The `ShipOfTheseus` class decomposes the difference in outcome rates between two datasets and visualizes the results as a Theseus Plot. It provides methods to compute contributions of individual attributes, summarize results in tables, and generate waterfall-style plots for intuitive interpretation.
Methods
Method new()
The constructor of the ShipOfTheseus class.
Usage
ShipOfTheseus$new(data1, data2, outcome, labels, ylab, digits, text_size)Arguments
data1data frame representing the first group (e.g., the baseline or "original" data).
data2data frame representing the second group (e.g., the comparison or "refitted" data).
outcomestring specifying the outcome variable used to compute the rate metric (default is "y"). Typically, this is a binary indicator (e.g., 0/1) that is aggregated to form rates.
labelscharacter vector of length 2 giving the labels for the two groups. The first corresponds to `data1`, the second to `data2`. Default is c("Original", "Refitted").
ylabstring specifying the y-axis label for plots. If NULL (default), no label is displayed.
digitsinteger indicating the number of decimal places to use for displaying numeric values (default is 3).
text_sizenumeric value specifying the relative size of text elements in plots (default is 1).
Returns
A ShipOfTheseus object, which can be used with plot() to
create Theseus plots.
Method table()
Generate a contribution table for a given column.
Usage
ShipOfTheseus$table(column_name, n = Inf, continuous = continuous_config())Arguments
column_namestring. The name of the column to analyze.
ninteger. Maximum number of top contributing attributes to display. If the number of attributes exceeds `n`, the remaining are aggregated.
continuouslist. A configuration list for handling continuous variables (e.g., specifying number of bins or custom breaks).
Method plot()
Generate a Theseus plot for a specified column
Usage
ShipOfTheseus$plot(
column_name,
n = 10L,
main_item = NULL,
bar_max_value = NULL,
levels = NULL,
continuous = continuous_config()
)Arguments
column_nameThe name of the column to visualize.
ninteger. Maximum number of top contributing attributes to display. Remaining attributes are aggregated if necessary.
main_itemstring. The attribute used as the reference for scaling the bar heights.
bar_max_valuenumeric. Maximum value for scaling the contribution bars.
levelscharacter vector specifying the display order of attributes.

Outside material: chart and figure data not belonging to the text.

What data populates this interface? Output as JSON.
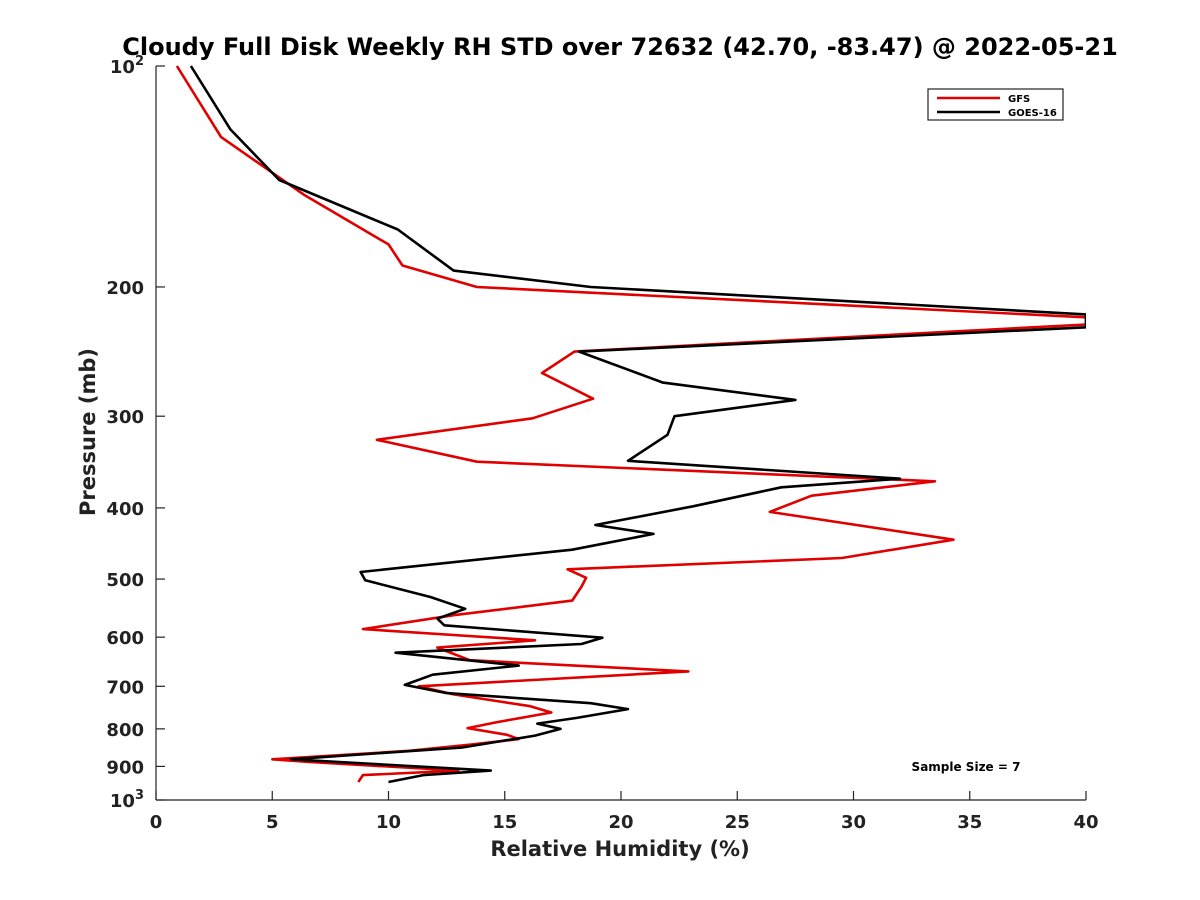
{
  "chart_data": {
    "type": "line",
    "title": "Cloudy Full Disk Weekly RH STD over 72632 (42.70, -83.47) @ 2022-05-21",
    "xlabel": "Relative Humidity (%)",
    "ylabel": "Pressure (mb)",
    "xlim": [
      0,
      40
    ],
    "ylim": [
      100,
      1000
    ],
    "y_scale": "log",
    "y_reversed": true,
    "x_ticks": [
      "0",
      "5",
      "10",
      "15",
      "20",
      "25",
      "30",
      "35",
      "40"
    ],
    "y_ticks": [
      {
        "value": 100,
        "base": "10",
        "exp": "2"
      },
      {
        "value": 200,
        "label": "200"
      },
      {
        "value": 300,
        "label": "300"
      },
      {
        "value": 400,
        "label": "400"
      },
      {
        "value": 500,
        "label": "500"
      },
      {
        "value": 600,
        "label": "600"
      },
      {
        "value": 700,
        "label": "700"
      },
      {
        "value": 800,
        "label": "800"
      },
      {
        "value": 900,
        "label": "900"
      },
      {
        "value": 1000,
        "base": "10",
        "exp": "3"
      }
    ],
    "grid": false,
    "legend_position": "top-right",
    "annotation": "Sample Size = 7",
    "series": [
      {
        "name": "GFS",
        "color": "#e00000",
        "points": [
          [
            0.9,
            100
          ],
          [
            2.8,
            125
          ],
          [
            6.4,
            150
          ],
          [
            10.0,
            175
          ],
          [
            10.6,
            187
          ],
          [
            13.8,
            200
          ],
          [
            40.0,
            220
          ],
          [
            40.0,
            225
          ],
          [
            18.0,
            245
          ],
          [
            16.6,
            262
          ],
          [
            18.8,
            284
          ],
          [
            16.2,
            302
          ],
          [
            9.5,
            323
          ],
          [
            13.8,
            346
          ],
          [
            33.5,
            368
          ],
          [
            28.2,
            385
          ],
          [
            26.4,
            405
          ],
          [
            34.3,
            442
          ],
          [
            29.5,
            468
          ],
          [
            17.7,
            485
          ],
          [
            18.5,
            498
          ],
          [
            18.3,
            512
          ],
          [
            17.9,
            535
          ],
          [
            12.8,
            560
          ],
          [
            8.9,
            585
          ],
          [
            16.3,
            606
          ],
          [
            12.1,
            620
          ],
          [
            13.5,
            645
          ],
          [
            22.9,
            668
          ],
          [
            11.3,
            700
          ],
          [
            12.8,
            718
          ],
          [
            16.1,
            745
          ],
          [
            17.0,
            760
          ],
          [
            14.7,
            783
          ],
          [
            13.4,
            798
          ],
          [
            15.1,
            815
          ],
          [
            15.6,
            826
          ],
          [
            13.6,
            840
          ],
          [
            10.9,
            857
          ],
          [
            5.0,
            880
          ],
          [
            6.5,
            887
          ],
          [
            13.0,
            912
          ],
          [
            8.9,
            925
          ],
          [
            8.7,
            945
          ]
        ]
      },
      {
        "name": "GOES-16",
        "color": "#000000",
        "points": [
          [
            1.5,
            100
          ],
          [
            3.2,
            122
          ],
          [
            5.3,
            143
          ],
          [
            10.4,
            167
          ],
          [
            12.8,
            190
          ],
          [
            18.7,
            200
          ],
          [
            40.0,
            218
          ],
          [
            40.0,
            227
          ],
          [
            18.2,
            245
          ],
          [
            21.8,
            270
          ],
          [
            27.5,
            285
          ],
          [
            22.3,
            300
          ],
          [
            22.0,
            318
          ],
          [
            20.3,
            345
          ],
          [
            32.0,
            365
          ],
          [
            26.9,
            375
          ],
          [
            23.1,
            398
          ],
          [
            18.9,
            422
          ],
          [
            21.4,
            434
          ],
          [
            17.9,
            456
          ],
          [
            8.8,
            489
          ],
          [
            9.0,
            502
          ],
          [
            11.8,
            529
          ],
          [
            13.3,
            549
          ],
          [
            12.1,
            566
          ],
          [
            12.4,
            578
          ],
          [
            19.2,
            601
          ],
          [
            18.3,
            613
          ],
          [
            10.3,
            630
          ],
          [
            15.6,
            656
          ],
          [
            11.9,
            675
          ],
          [
            10.7,
            697
          ],
          [
            12.5,
            715
          ],
          [
            18.7,
            738
          ],
          [
            20.3,
            752
          ],
          [
            18.1,
            773
          ],
          [
            16.4,
            787
          ],
          [
            17.4,
            800
          ],
          [
            16.3,
            817
          ],
          [
            13.2,
            848
          ],
          [
            5.8,
            880
          ],
          [
            14.4,
            912
          ],
          [
            11.5,
            925
          ],
          [
            10.0,
            945
          ]
        ]
      }
    ]
  }
}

continuouslist. Configuration for handling continuous variables (e.g., number of bins or custom breaks).
Method plot_flip()
Generate a Theseus plot for a specified column
Usage
ShipOfTheseus$plot_flip(
column_name,
n = 10L,
main_item = NULL,
bar_max_value = NULL,
levels = NULL,
continuous = continuous_config()
)Arguments
column_nameThe name of the column to visualize.

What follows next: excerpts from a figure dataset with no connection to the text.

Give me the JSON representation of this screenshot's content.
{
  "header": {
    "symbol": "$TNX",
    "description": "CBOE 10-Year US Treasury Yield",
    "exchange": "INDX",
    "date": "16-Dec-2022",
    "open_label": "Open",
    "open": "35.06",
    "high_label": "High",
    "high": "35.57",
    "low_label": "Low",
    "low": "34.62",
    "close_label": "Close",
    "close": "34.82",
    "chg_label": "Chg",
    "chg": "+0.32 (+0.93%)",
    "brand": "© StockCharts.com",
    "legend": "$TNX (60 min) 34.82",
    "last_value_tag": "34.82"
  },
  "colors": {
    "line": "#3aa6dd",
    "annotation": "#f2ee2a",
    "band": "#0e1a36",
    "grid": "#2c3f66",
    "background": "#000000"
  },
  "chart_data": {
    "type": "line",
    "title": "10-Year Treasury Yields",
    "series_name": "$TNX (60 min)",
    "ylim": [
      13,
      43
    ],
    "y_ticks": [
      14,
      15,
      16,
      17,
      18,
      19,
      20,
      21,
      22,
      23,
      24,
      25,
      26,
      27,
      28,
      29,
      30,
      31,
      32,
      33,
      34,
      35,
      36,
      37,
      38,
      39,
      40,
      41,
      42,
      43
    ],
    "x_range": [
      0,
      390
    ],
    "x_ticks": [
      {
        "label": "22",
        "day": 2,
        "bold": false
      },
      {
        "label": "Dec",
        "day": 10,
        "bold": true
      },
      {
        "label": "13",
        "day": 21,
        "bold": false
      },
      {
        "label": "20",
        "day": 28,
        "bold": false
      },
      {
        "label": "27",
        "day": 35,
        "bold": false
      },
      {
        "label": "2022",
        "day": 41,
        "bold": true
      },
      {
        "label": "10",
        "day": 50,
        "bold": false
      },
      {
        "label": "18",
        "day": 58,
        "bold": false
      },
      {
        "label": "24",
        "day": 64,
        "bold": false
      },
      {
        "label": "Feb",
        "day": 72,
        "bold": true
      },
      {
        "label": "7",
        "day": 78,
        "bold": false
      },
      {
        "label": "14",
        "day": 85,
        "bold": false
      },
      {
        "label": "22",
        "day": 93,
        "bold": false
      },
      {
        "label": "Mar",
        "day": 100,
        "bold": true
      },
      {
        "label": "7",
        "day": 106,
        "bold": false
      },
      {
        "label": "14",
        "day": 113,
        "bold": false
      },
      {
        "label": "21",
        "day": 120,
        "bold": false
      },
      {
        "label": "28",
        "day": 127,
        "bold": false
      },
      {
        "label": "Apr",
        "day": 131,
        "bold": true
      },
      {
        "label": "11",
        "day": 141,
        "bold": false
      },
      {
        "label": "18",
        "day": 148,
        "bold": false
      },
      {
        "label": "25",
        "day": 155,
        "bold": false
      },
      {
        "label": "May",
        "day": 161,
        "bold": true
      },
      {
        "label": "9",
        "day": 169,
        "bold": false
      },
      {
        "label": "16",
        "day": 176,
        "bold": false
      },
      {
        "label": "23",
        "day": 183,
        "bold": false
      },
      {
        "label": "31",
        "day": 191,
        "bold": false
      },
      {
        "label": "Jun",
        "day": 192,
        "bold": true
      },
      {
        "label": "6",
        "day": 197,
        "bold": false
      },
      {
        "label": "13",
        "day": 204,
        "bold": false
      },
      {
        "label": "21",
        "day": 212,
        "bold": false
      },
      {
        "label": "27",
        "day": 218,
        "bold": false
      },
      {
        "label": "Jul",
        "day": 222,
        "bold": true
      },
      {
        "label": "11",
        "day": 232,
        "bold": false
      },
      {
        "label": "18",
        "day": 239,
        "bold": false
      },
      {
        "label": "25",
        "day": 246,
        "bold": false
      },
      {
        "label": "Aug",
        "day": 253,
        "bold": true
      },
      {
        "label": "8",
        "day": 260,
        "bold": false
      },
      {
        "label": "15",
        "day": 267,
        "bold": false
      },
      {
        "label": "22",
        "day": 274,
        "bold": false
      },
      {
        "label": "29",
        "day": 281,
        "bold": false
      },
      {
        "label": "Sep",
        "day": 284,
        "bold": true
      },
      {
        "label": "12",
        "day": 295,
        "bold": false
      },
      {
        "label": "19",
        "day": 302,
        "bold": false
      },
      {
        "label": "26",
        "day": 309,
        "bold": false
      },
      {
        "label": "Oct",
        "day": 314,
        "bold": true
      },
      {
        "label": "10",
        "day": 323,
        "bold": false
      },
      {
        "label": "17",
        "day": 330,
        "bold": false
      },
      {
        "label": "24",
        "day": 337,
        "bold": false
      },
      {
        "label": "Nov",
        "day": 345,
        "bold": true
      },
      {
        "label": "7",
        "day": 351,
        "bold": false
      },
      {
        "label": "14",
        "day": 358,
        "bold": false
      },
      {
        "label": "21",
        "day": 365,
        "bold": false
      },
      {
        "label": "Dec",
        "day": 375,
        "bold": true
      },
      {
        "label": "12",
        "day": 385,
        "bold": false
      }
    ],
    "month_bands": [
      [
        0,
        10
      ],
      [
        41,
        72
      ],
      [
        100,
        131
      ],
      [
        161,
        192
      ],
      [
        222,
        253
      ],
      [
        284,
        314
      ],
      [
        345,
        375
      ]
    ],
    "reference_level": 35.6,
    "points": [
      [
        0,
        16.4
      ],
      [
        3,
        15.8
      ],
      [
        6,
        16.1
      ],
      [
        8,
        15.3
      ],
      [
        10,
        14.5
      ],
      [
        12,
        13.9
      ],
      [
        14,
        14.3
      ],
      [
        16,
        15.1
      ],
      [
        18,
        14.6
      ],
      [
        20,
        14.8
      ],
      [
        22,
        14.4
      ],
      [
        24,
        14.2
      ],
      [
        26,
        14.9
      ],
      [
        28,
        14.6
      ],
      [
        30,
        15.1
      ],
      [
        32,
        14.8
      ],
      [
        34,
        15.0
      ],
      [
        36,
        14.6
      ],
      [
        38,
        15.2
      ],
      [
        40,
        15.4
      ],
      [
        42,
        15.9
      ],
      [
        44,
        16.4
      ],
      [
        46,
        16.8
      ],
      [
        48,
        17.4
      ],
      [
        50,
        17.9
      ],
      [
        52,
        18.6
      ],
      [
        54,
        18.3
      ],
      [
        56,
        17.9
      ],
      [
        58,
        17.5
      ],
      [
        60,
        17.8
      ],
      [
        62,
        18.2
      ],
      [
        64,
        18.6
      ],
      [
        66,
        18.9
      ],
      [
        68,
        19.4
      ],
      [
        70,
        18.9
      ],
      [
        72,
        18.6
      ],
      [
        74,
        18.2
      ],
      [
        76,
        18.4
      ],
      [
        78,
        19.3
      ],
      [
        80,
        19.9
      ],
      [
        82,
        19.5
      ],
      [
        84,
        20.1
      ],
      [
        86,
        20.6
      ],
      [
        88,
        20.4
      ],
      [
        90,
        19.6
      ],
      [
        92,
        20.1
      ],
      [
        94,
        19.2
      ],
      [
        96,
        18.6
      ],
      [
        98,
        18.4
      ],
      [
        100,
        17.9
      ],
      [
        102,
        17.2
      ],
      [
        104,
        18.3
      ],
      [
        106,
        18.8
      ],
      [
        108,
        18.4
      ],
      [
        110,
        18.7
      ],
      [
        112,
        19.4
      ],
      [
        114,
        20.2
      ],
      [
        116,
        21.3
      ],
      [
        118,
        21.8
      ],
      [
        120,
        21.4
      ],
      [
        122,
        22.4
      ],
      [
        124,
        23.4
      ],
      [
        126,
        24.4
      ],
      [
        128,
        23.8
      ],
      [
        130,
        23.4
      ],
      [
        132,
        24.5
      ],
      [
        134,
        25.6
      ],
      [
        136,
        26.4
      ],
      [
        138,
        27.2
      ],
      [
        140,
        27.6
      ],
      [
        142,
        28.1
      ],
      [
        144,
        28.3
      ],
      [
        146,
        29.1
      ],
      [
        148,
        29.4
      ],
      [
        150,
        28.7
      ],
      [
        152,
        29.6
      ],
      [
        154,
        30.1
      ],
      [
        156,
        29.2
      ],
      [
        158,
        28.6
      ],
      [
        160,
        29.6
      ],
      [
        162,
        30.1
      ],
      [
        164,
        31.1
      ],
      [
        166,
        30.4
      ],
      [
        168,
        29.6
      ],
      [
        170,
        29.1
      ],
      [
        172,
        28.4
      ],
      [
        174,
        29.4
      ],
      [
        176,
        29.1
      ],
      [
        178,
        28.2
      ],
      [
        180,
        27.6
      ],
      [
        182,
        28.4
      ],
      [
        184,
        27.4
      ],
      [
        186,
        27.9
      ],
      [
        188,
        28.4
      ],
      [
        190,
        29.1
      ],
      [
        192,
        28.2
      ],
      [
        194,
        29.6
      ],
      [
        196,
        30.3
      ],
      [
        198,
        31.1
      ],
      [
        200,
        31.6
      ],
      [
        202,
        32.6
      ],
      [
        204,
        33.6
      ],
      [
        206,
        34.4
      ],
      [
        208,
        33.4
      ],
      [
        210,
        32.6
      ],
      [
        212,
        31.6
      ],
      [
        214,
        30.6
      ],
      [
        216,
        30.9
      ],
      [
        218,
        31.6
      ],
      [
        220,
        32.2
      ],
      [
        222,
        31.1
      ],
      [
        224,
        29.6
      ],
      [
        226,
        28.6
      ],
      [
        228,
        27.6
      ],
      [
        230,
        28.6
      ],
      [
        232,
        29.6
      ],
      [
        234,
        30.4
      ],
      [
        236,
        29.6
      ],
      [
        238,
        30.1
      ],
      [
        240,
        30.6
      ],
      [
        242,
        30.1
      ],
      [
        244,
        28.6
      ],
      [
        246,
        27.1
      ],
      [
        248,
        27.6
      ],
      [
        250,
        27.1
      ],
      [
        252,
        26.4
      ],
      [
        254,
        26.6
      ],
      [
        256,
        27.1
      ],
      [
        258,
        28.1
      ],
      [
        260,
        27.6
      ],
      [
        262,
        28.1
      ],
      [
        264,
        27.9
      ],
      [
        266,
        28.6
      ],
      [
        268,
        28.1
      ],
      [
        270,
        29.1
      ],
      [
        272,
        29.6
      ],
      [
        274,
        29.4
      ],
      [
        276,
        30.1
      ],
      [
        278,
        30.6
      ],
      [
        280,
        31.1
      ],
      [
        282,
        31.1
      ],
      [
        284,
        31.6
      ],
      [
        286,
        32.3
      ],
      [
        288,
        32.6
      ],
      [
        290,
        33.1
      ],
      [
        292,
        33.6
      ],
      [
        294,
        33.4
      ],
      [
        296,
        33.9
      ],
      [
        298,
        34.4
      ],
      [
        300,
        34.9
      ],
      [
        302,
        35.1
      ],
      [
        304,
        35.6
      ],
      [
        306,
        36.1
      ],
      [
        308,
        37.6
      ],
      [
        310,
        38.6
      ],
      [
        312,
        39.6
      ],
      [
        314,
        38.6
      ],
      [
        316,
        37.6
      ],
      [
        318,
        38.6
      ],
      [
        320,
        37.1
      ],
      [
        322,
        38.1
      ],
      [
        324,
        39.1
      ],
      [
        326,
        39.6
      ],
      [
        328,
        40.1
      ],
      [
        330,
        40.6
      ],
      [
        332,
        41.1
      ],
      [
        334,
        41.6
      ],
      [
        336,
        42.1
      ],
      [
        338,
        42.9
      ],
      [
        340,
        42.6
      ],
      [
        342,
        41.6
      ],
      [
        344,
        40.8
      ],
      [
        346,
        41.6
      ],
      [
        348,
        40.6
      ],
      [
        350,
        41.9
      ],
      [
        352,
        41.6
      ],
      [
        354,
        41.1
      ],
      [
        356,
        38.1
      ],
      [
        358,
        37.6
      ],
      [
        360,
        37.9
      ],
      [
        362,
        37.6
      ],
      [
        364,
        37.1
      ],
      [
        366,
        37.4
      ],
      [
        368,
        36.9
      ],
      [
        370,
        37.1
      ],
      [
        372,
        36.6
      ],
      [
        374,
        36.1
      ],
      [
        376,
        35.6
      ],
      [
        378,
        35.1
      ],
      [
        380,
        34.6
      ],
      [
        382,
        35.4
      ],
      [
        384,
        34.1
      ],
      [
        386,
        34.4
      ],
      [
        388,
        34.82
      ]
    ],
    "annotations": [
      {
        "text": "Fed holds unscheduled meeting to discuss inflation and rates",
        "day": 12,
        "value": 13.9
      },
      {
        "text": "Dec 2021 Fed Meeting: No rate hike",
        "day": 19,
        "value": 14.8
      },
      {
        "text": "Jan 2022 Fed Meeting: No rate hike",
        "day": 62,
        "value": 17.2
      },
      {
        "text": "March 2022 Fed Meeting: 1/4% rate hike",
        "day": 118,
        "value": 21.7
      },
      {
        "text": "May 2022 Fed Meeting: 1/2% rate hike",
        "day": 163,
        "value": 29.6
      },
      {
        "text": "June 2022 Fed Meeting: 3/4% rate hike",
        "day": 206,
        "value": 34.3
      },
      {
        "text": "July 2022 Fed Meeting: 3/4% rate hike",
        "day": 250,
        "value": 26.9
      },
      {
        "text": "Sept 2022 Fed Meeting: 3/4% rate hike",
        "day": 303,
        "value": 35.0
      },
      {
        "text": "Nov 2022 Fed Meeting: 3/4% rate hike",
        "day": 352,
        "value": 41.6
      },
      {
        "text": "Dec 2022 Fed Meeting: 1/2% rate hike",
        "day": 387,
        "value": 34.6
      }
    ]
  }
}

ninteger. Maximum number of top contributing attributes to display. Remaining attributes are aggregated if necessary.
main_itemstring. The attribute used as the reference for scaling the bar heights.
bar_max_valuenumeric. Maximum value for scaling the contribution bars.
levelscharacter vector specifying the display order of attributes.
continuouslist. Configuration for handling continuous variables (e.g., number of bins or custom breaks).